Cakrawala News
Portal Berita Online
Banner Sky Kiri
Banner Sky Kanan

Menyongsong Hari Pahlawan Pelajar Smamita Mendapat Guru Spesial Veteran Kemerdekaan

SIDOARJO, CAKRAWALA.CO-Memperingati Hari Pahlawan yang jatuh pada 10 November 2019. SMA Muhammadiyah 1 Taman (Smamita) melaksanakan upacara bersama para veteran, selain itu para pejuang kemerdekaan, selama satu jam berbagi ilmunya kepada siswa-siswi Smamita.

Keempat veteran yang menjadi guru pada hari Jumat 8 November 2019, adalah Peltu (purn) Rusbadi, Kalijaten, Kecamatan Taman, Sidoarjo yang tak lain Ketua Ranting Veteran Taman. Selain itu ada Serma (purn) Djuremi, Serma (purn) Subandi dan Mayor (purn) Isprijadi.

Rata-rata para siswa dan siswi Smamita ini mengikuti pelajaran dengan guru para veteran itu hampir satu jam secara bergantian di setiap kelas. Sebelumnya, para veteran ini juga ikut upacara di halaman Smamita dan diberi bingkisan berupa sembako dan tunai.

“Para siswa kita beri materi pengenalan sejarah bangsa sebelum 1945 sampai kemerdekaan.
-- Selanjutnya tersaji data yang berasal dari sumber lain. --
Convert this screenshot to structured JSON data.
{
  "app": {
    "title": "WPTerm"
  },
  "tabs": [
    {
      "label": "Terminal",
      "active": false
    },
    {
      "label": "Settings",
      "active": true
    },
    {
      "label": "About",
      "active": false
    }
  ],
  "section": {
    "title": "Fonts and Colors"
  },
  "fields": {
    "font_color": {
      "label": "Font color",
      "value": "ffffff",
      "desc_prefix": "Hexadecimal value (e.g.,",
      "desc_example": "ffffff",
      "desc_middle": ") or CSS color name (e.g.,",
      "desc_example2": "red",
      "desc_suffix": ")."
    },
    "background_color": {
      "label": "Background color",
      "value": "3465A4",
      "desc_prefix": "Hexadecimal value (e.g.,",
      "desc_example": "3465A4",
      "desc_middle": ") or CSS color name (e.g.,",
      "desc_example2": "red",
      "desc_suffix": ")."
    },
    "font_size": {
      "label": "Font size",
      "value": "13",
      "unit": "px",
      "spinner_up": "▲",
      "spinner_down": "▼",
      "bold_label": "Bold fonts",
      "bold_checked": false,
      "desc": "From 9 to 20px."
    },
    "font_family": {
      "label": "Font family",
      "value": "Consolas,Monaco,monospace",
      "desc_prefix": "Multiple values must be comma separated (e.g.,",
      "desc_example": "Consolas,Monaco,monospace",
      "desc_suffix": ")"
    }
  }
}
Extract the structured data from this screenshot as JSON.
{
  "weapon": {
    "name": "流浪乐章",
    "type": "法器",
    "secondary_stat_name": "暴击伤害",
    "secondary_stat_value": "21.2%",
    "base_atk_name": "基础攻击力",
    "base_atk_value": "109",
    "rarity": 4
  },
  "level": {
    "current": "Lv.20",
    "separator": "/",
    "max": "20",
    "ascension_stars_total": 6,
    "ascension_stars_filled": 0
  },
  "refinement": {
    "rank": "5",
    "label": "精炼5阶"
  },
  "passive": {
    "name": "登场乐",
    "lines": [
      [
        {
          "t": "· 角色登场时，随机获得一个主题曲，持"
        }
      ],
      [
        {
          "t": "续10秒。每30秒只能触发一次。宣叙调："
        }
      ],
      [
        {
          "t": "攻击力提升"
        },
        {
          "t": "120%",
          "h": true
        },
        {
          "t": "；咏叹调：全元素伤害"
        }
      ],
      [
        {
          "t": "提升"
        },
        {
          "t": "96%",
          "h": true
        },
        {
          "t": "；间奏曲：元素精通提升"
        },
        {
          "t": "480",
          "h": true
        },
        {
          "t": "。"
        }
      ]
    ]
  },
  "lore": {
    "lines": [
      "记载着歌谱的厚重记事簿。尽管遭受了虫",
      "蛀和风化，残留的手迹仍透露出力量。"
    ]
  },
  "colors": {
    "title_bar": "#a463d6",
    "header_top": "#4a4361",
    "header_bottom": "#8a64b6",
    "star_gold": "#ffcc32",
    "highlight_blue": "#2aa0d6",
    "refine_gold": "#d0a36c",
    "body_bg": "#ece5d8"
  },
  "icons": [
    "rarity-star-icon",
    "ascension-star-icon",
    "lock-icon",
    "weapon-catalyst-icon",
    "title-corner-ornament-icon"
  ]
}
Dan memberi motivasi bela negara, mulai selama di jajah 350 tahun oleh Belanda dan 3,5 tahun oleh Jepang,” kata Serma (purn) Djuremi HR (74), di hadapan siswa dan siswi kelas XI IPS 3.

Serma (purn) Marinir Djuremi HR, membagikan pengalaman dan ilmunya ke siswa. (Foto/Win)

Tidak hanya itu, kata (purn) Marinir pangkat Serma Djuremi saat ini posisi orang luar negeri sama dengan pelajar Indonesia termasuk di Smamita. Seharusnya pelajar Smamita bisa sebanding dengan pelajar diluar negeri.

“Beda di jaman penjajahan saat tempur kita kalah persenjataan. Belanda dan Jepang sudah pakai senjata otomatis kita pakai senjata kokangan dan bambu. Belum lagi kalau jadi tawanan dipekerjakan siang malam tanpa upah,” ungkapnya.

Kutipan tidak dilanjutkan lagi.